Köksal Alver editörlüğünde hazırlanan Edebiyat Sosyolojisi kitabı edebiyatın toplumsal bazdaki yerine dair şu önemli çıkarımları sunmaktadır: “Bir toplumun üyesi olan, belli bir toplumsal ilişki ve iletişim ortamında kimliğini ve dilini bulan yazarın varlığı, edebiyatın sosyolojik okumaya imkân tanıdığını göstermektedir. Çünkü edebiyat kendi başına var olamamaktadır; onu yazan bir el, ona konuşan bir dil gerekmektedir. Her iki faktör de doğrudan toplumsal ortam ile ilgilidir.” (syf 13)”[1]

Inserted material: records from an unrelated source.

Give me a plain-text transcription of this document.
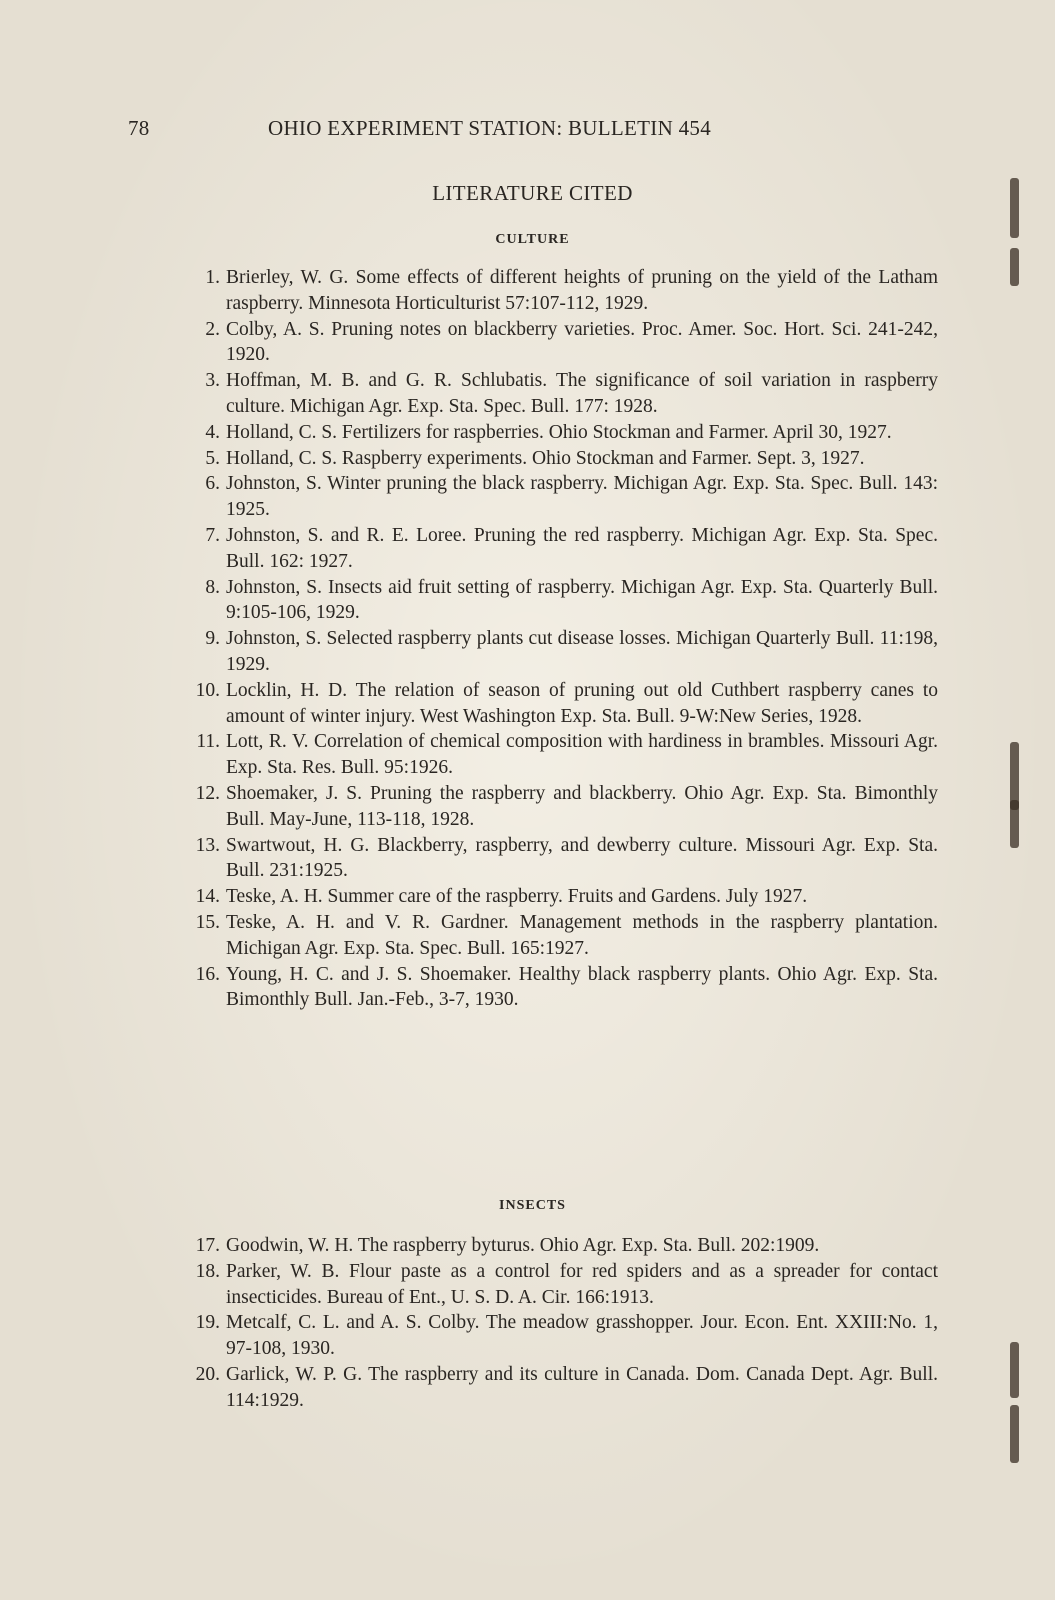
78	OHIO EXPERIMENT STATION: BULLETIN 454
LITERATURE CITED
CULTURE
1. Brierley, W. G. Some effects of different heights of pruning on the yield of the Latham raspberry. Minnesota Horticulturist 57:107-112, 1929.
2. Colby, A. S. Pruning notes on blackberry varieties. Proc. Amer. Soc. Hort. Sci. 241-242, 1920.
3. Hoffman, M. B. and G. R. Schlubatis. The significance of soil variation in raspberry culture. Michigan Agr. Exp. Sta. Spec. Bull. 177: 1928.
4. Holland, C. S. Fertilizers for raspberries. Ohio Stockman and Farmer. April 30, 1927.
5. Holland, C. S. Raspberry experiments. Ohio Stockman and Farmer. Sept. 3, 1927.
6. Johnston, S. Winter pruning the black raspberry. Michigan Agr. Exp. Sta. Spec. Bull. 143: 1925.
7. Johnston, S. and R. E. Loree. Pruning the red raspberry. Michigan Agr. Exp. Sta. Spec. Bull. 162: 1927.
8. Johnston, S. Insects aid fruit setting of raspberry. Michigan Agr. Exp. Sta. Quarterly Bull. 9:105-106, 1929.
9. Johnston, S. Selected raspberry plants cut disease losses. Michigan Quarterly Bull. 11:198, 1929.
10. Locklin, H. D. The relation of season of pruning out old Cuthbert raspberry canes to amount of winter injury. West Washington Exp. Sta. Bull. 9-W:New Series, 1928.
11. Lott, R. V. Correlation of chemical composition with hardiness in brambles. Missouri Agr. Exp. Sta. Res. Bull. 95:1926.
12. Shoemaker, J. S. Pruning the raspberry and blackberry. Ohio Agr. Exp. Sta. Bimonthly Bull. May-June, 113-118, 1928.
13. Swartwout, H. G. Blackberry, raspberry, and dewberry culture. Missouri Agr. Exp. Sta. Bull. 231:1925.
14. Teske, A. H. Summer care of the raspberry. Fruits and Gardens. July 1927.
15. Teske, A. H. and V. R. Gardner. Management methods in the raspberry plantation. Michigan Agr. Exp. Sta. Spec. Bull. 165:1927.
16. Young, H. C. and J. S. Shoemaker. Healthy black raspberry plants. Ohio Agr. Exp. Sta. Bimonthly Bull. Jan.-Feb., 3-7, 1930.
INSECTS
17. Goodwin, W. H. The raspberry byturus. Ohio Agr. Exp. Sta. Bull. 202:1909.
18. Parker, W. B. Flour paste as a control for red spiders and as a spreader for contact insecticides. Bureau of Ent., U. S. D. A. Cir. 166:1913.
19. Metcalf, C. L. and A. S. Colby. The meadow grasshopper. Jour. Econ. Ent. XXIII:No. 1, 97-108, 1930.
20. Garlick, W. P. G. The raspberry and its culture in Canada. Dom. Canada Dept. Agr. Bull. 114:1929.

Her yazınsal eserin bir yazıcısı vardır. Yazan el, yetiştiği kültürün, büyüdüğü geleneğin etkisinden istese de sıyrılamaz. Çünkü yazan el gül demişse bu gül buraların gülüdür, bülbül demişse yine aynı şekilde buraların bülbülüdür.

Özkan Mert Şiirine Bakış

Kuracağız Her şeyi Yeniden isimli ilk şiir kitabı 1968 de yayınlandı. O dönem toplum olarak çalkantılı bir dönemdeydik. Özkan Mert bu ilk kitabıyla o dönemin koşullarını ve kendi ideolojisini şiirlerine işleyerek dönemin şahitliğini yapmıştır. Eser Protesto Şiirleri alt başlığıyla yayınlanmıştır. Bu eserde yazılan tüm şiirlerdeki ortak tema “rahatsızlık ve protesto”dur. Aynı dönemde büyük bir şairin de aynı temalı şiiri kendini göstermektedir. İsmet Özel’in Evet İsyan isimli eseri de ilk baskını yapmıştır.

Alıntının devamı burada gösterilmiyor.